Mr. Atherton did not demur. It was not beyond his power to convey suitable thanks to Sir John and Lady Middleton, the right regrets to Mrs. Dashwood, the assurance of undying admiration to Margaret, and the suggestion of increasing attention to Miss Steele all in the same sentence and almost in the same breath. The circumstance was undoubtedly of value to him. His consequence would be increased by his association with Barton Park and, though anxious for some reasons to improve his position with Margaret, opportunities must offer, even when separated from her by half a mile. The society at the Park was very congenial to him. The same obtuseness of feeling, conventionality of expression and denseness in understanding, which were his, also distinguished the inmates of the Park.
At Barton Cottage he had not been perfectly at ease. He had not, he must confess to himself, found Mrs. Dashwood so gracious and charming as he had been led to expect, and the lady whom he held himself destined to install at the parsonage was less able in conversation and not so easily entertained as he had hoped. She had yawned twice during his reading of “The Lady of the Lake,” and was at all times disconcertingly silent. Not that he was disconcerted by her silence.
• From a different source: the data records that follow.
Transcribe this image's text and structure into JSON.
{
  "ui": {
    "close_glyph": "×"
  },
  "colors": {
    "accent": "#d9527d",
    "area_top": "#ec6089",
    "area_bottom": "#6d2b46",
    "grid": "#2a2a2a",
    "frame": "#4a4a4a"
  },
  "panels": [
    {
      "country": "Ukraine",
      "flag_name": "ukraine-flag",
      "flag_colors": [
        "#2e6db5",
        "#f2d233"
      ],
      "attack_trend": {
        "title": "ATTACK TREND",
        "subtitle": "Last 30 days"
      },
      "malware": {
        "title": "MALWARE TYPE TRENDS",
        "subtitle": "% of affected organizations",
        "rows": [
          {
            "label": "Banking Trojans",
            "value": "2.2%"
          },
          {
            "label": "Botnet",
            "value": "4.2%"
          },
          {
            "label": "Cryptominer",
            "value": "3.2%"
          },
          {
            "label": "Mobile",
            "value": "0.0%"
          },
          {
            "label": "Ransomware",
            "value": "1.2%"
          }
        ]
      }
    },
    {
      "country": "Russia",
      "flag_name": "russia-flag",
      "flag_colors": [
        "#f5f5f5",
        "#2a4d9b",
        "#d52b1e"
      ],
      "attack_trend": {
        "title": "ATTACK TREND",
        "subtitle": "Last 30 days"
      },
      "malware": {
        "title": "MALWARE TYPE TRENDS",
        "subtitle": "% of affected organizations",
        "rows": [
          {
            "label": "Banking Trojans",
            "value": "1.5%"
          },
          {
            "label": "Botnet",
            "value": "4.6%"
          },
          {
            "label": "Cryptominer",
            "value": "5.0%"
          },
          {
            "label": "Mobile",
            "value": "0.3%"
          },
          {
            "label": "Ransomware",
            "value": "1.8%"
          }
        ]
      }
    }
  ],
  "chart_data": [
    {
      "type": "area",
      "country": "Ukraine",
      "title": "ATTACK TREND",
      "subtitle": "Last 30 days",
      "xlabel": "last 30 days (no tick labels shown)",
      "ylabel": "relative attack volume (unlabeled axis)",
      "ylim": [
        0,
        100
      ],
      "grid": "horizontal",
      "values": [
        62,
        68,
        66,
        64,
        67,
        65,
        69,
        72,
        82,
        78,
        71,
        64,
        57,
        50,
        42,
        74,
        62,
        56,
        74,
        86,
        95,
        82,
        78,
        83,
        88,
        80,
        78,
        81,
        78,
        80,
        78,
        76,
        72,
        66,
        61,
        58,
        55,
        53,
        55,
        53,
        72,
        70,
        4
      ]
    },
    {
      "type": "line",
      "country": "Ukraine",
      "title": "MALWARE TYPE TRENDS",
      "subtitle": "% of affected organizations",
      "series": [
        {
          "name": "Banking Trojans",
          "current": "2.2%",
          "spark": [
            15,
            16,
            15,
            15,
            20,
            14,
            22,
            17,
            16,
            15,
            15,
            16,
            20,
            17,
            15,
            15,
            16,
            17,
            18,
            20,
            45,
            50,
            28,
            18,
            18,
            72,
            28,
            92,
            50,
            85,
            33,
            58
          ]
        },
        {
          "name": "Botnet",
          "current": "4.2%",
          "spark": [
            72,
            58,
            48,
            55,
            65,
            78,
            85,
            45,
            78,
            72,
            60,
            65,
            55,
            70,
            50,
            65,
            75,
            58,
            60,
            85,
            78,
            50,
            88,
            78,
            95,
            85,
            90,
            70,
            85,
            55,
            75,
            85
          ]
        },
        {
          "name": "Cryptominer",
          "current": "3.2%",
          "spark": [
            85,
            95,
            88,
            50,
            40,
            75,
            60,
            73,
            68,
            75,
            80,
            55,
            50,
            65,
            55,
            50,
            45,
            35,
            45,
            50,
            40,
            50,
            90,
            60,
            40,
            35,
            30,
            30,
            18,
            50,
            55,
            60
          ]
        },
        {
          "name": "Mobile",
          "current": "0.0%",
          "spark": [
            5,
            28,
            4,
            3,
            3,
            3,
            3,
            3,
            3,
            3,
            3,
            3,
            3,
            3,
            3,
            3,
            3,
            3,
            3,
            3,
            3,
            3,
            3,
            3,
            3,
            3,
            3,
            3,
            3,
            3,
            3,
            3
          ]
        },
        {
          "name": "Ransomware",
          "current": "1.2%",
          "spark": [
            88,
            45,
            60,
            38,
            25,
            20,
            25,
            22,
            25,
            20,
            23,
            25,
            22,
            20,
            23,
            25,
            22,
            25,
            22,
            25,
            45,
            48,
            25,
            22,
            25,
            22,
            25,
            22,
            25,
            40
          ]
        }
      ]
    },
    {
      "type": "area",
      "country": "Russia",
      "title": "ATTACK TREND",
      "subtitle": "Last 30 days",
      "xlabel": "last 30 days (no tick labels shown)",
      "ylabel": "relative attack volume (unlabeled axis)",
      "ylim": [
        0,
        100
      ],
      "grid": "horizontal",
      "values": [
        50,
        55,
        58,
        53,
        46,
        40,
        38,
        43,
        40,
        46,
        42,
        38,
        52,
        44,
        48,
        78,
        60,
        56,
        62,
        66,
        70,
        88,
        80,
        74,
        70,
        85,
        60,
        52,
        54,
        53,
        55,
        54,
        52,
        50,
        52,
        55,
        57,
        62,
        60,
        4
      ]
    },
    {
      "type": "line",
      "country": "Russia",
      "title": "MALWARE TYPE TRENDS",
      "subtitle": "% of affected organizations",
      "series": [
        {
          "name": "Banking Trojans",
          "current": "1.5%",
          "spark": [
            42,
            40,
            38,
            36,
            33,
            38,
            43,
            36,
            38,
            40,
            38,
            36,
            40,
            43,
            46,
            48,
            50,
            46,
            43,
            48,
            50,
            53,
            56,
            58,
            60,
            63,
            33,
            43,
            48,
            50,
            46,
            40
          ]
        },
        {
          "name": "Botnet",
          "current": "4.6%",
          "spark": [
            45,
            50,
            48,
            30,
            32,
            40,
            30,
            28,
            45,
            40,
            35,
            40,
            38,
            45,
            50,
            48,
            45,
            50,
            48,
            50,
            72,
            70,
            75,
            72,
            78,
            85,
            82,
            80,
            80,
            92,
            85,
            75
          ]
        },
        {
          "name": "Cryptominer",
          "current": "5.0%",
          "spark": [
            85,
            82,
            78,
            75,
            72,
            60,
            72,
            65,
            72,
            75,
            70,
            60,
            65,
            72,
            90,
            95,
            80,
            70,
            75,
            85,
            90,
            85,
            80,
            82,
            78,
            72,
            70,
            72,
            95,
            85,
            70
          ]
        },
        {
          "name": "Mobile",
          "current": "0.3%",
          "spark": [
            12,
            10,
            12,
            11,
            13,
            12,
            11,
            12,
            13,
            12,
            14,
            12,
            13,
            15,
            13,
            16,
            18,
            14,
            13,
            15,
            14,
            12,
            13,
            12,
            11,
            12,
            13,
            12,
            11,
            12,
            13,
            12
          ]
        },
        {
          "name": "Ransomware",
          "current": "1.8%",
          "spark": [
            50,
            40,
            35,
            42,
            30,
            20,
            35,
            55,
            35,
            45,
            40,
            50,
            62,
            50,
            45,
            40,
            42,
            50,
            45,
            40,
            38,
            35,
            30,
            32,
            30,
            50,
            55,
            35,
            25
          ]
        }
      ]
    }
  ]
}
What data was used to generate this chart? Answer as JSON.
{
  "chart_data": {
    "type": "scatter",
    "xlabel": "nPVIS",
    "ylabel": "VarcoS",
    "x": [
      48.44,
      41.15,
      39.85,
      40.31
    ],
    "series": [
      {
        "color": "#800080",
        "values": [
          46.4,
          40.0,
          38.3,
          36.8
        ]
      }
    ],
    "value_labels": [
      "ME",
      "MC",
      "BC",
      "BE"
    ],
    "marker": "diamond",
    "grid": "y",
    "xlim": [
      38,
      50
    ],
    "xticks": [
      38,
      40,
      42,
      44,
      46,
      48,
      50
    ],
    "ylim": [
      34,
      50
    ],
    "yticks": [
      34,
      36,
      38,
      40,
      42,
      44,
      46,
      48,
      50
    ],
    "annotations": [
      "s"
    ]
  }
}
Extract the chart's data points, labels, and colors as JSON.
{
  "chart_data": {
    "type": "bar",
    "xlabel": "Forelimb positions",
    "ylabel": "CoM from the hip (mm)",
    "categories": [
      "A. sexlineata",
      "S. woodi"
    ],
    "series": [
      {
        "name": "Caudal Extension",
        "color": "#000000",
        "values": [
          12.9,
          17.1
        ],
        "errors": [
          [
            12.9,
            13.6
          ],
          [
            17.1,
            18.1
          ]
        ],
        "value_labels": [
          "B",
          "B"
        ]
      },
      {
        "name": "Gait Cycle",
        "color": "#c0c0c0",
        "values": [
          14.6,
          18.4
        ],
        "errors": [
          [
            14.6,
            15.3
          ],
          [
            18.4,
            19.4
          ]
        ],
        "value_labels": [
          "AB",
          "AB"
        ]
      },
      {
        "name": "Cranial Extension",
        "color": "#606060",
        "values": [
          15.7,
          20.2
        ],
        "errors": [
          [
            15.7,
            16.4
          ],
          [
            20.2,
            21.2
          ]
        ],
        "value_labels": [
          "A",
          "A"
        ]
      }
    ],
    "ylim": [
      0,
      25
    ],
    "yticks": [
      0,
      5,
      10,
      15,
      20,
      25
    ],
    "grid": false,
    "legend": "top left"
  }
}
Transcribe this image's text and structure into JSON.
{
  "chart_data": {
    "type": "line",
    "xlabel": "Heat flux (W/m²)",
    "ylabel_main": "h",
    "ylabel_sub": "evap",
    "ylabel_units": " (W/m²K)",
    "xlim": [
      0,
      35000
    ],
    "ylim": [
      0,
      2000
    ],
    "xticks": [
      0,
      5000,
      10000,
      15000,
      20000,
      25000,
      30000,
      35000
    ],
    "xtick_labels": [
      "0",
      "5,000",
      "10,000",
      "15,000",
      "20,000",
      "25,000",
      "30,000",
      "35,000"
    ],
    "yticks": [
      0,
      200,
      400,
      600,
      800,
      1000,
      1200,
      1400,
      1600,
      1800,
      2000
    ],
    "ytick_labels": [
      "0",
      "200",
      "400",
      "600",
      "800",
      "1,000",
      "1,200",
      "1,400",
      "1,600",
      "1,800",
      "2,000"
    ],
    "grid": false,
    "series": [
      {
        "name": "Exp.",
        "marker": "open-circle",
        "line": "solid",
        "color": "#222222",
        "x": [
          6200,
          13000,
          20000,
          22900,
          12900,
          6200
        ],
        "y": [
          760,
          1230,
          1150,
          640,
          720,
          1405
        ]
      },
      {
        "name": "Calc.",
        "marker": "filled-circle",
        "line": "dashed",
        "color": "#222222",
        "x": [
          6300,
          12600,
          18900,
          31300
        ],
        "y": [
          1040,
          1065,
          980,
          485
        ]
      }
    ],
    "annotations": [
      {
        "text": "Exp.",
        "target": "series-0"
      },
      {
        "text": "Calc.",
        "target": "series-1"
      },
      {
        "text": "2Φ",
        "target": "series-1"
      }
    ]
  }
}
Not in the least! But he must admit to himself that the agreeable circle at the Park had been a great relief.
Margaret heard the invitation given and accepted with calm satisfaction, and the evening ended with a quiet stroll back across the Park grounds with her mother, followed by Sir John’s man, who was to pack Mr. Atherton’s personal belongings and take them to the Park, where he himself remained.
It was a welcome change, and Mrs. Dashwood’s tender solicitude for Thomas when she got home was deepened by the feeling that she and Margaret had reason to feel very much obliged to him indeed.